8.3. Learn to look at the suffering and also at the child as a sort of teacher who taught you patience, non-attachment and above all to love unselfishly. We need to look at the situation afresh. Stop asking “why this has happened to me?” But ask “how do we put the lessons we learnt to work for us as also for others?” It is extracting a purpose from debris. Do whatever has to be done, promptly, without postponing. Perseverance is as relevant as reflection.
8.4. The suffering of a helpless child forces us to subordinate our interests and our pursuits to his needs. It teaches us to empathize others suffering. It might possibly lead to the path of service, in even the smallest way possible, contributing whatever skills or resources we have. Perhaps, pain is a sort of megaphone that awakens humanity in man.
The issues raised in the book concerns almost all who suffered ‘a blow’. One may agree with or sharply refute the book. Regardless of that, his conclusions offer a perspective to the problem of pain; and to the realization of the power of love.

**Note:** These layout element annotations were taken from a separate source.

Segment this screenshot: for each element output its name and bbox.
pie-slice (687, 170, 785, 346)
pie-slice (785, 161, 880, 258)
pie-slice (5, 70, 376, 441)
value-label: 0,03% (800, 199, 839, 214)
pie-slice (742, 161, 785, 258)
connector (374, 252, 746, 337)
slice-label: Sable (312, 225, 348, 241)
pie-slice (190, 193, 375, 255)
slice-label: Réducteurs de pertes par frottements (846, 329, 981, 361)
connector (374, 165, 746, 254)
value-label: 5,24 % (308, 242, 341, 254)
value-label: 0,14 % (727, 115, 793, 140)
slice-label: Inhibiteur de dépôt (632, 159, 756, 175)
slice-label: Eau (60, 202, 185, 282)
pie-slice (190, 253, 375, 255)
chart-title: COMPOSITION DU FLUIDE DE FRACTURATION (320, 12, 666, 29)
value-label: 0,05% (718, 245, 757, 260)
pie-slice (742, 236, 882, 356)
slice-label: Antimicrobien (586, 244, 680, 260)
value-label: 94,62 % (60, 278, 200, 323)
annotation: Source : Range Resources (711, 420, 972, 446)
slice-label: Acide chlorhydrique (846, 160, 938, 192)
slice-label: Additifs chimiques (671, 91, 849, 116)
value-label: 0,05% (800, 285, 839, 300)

Shourie lists the lessons he learnt in the light of his experiences.
8.5. Shourie’s outlook is life-affirming. He states that he found the strength to equip himself “to take the first step towards dealing with the suffering that we have to confront…. the illness is beyond our reach, but the quality of love we pour into the child and to his service, the extent to which we reach out to serve the one we love dearly , is in our control… the circumstance remains but what fills our mind now is not the circumstance, it is the thing that we have to do for the one dear to us”.